You may be interested in looking at the code to generate this plot. Note that we use an idiosyncratic error (the error from our time-series stage) as well as systematic errors to construct the efficient frontier so that you can follow along at home. One thing that I would like to point out is that I do not think the linear model does a good job of capturing the frontier for (relatively) larger standard deviations, but we are dealing with simplistic models.
risk_premia = result.params[['gdp', 'unemployment', 'inflation', 'interest_rate']].values
betas = df[['gdp','unemployment','inflation','interest_rate']]
# STEP 2: Compute expected returns of assets
print('Computing expected returns')
expected_returns = betas @ risk_premia # (n_assets, )
# STEP 3: Assume a factor covariance matrix (you could estimate this better)
# For simplicity, assume factors are uncorrelated with variances of 1
print('get COV matrix')
factor_cov = (eco[['gdp','unemployment','inflation','interest_rate']]/100).cov()
residual_vars = df['resid_var']
# STEP 4: Compute full asset covariance matrix
systematic_vars = np.einsum('ij,jk,ik->i', betas, factor_cov, betas)
total_vars = systematic_vars + residual_vars # full asset variance
print(residual_vars)
# Asset covariance matrix
cov_matrix = betas @ factor_cov @ betas.T + np.diag(residual_vars) # (n_assets x n_assets)
# STEP 5: Set up optimization for frontier
n_assets = len(expected_returns)
ones = np.ones(n_assets)
inv_cov = np.linalg.pinv(cov_matrix.astype('float').fillna(0)) # pseudo-inverse in case it's singular
# Precompute
A = ones @ inv_cov @ ones
B = ones @ inv_cov @ expected_returns
C = expected_returns @ inv_cov @ expected_returns
D = A * C - B ** 2
# Grid of target returns
target_returns = np.linspace(min(expected_returns), max(expected_returns), 100)
# Solve for frontier
frontier_variances = []
frontier_returns = []
for r_target in target_returns:
lam = (C - B * r_target) / D
gam = (A * r_target - B) / D
w = lam * (inv_cov @ ones) + gam * (inv_cov @ expected_returns)

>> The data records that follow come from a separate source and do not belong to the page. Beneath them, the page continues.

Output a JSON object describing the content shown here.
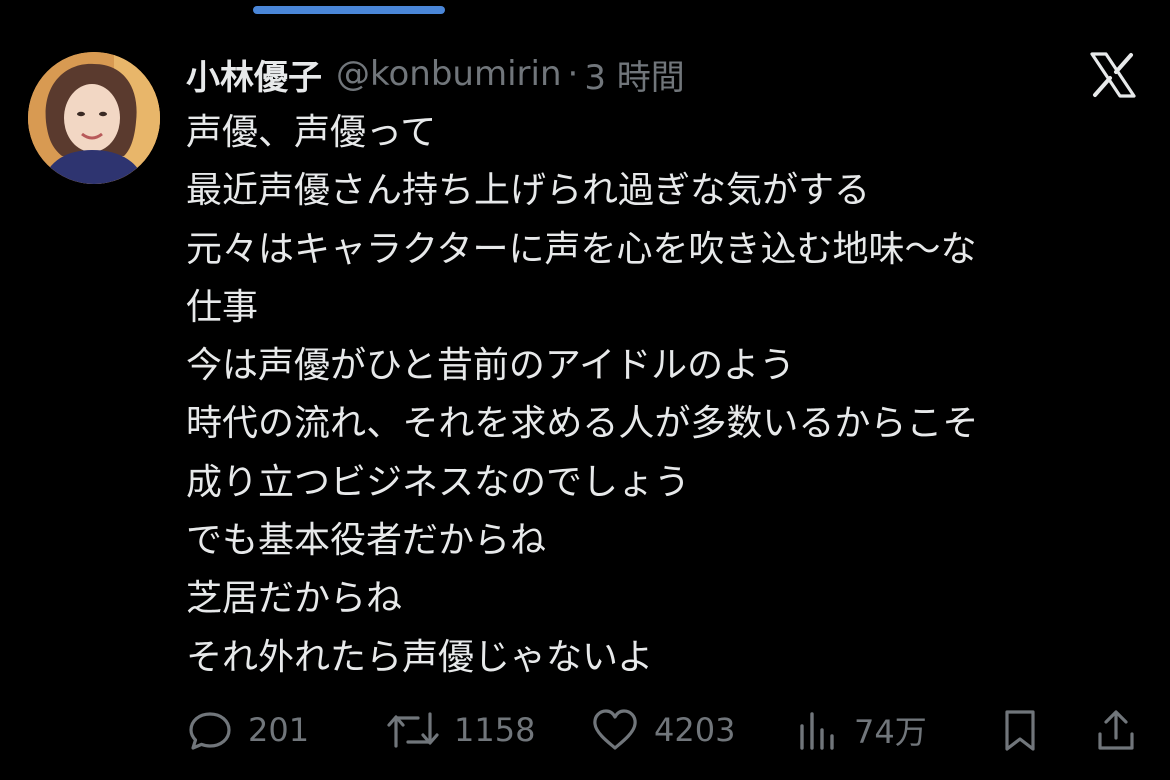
{
  "tweet": {
    "display_name": "小林優子",
    "handle": "@konbumirin",
    "separator": "·",
    "timestamp": "3 時間",
    "lines": [
      "声優、声優って",
      "最近声優さん持ち上げられ過ぎな気がする",
      "元々はキャラクターに声を心を吹き込む地味〜な",
      "仕事",
      "今は声優がひと昔前のアイドルのよう",
      "時代の流れ、それを求める人が多数いるからこそ",
      "成り立つビジネスなのでしょう",
      "でも基本役者だからね",
      "芝居だからね",
      "それ外れたら声優じゃないよ"
    ]
  },
  "actions": {
    "replies": "201",
    "retweets": "1158",
    "likes": "4203",
    "views": "74万"
  },
  "icons": {
    "close": "x-logo-icon",
    "reply": "reply-bubble-icon",
    "retweet": "retweet-icon",
    "like": "heart-icon",
    "views": "bar-chart-icon",
    "bookmark": "bookmark-icon",
    "share": "share-icon"
  },
  "colors": {
    "background": "#000000",
    "text_primary": "#e7e9ea",
    "text_secondary": "#71767b",
    "accent": "#4a86d8"
  }
}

portfolio_return = w @ expected_returns
portfolio_variance = w.T @ cov_matrix @ w
frontier_returns.append(portfolio_return)
frontier_variances.append(portfolio_variance)
print(systematic_vars)
# Plot
plt.figure(figsize=(10, 6))
plt.plot(np.sqrt(frontier_variances), frontier_returns, label='Efficient Frontier', color='blue')
plt.scatter(np.sqrt(total_vars), expected_returns, color='red', label='Zip Code')
plt.xlabel('Zip Code Price Volatility (Std Dev)')
plt.ylabel('Expected Return')
plt.title('Efficient Frontier of Residential Real Estate')
plt.legend()
plt.grid(True)
plt.savefig('../../reports/figures/figure1.png')
plt.close()
The construction of this efficient frontier, gives us an opportunity to evaluate whether or not the real estate holdings that we have contain too much risk. If we aren’t even close to the frontier, we must question whether or not we need to take action to get us closer to the frontier. Now, I get it. You may be saying to yourself, “This is great, but this analysis really feels like overkill. What is the point for the average investor like me?”
To that I say, you can’t buy the whole market. Most real estate investors will buy locally to them. That makes sense from a management perspective, but it can lead to truly terrible investments. An approach like this will help you control risks as you invest in real estate. The goal is to be data driven and to be risk aware when buying investments. This approach helps you develop a portfolio that can move you to an efficient frontier. Furthermore, I did this in this analysis for the national market. It would be fairly trivial to do this for say a geographic area, like a state. This would allow an investor to optimize within a geography if so inclined.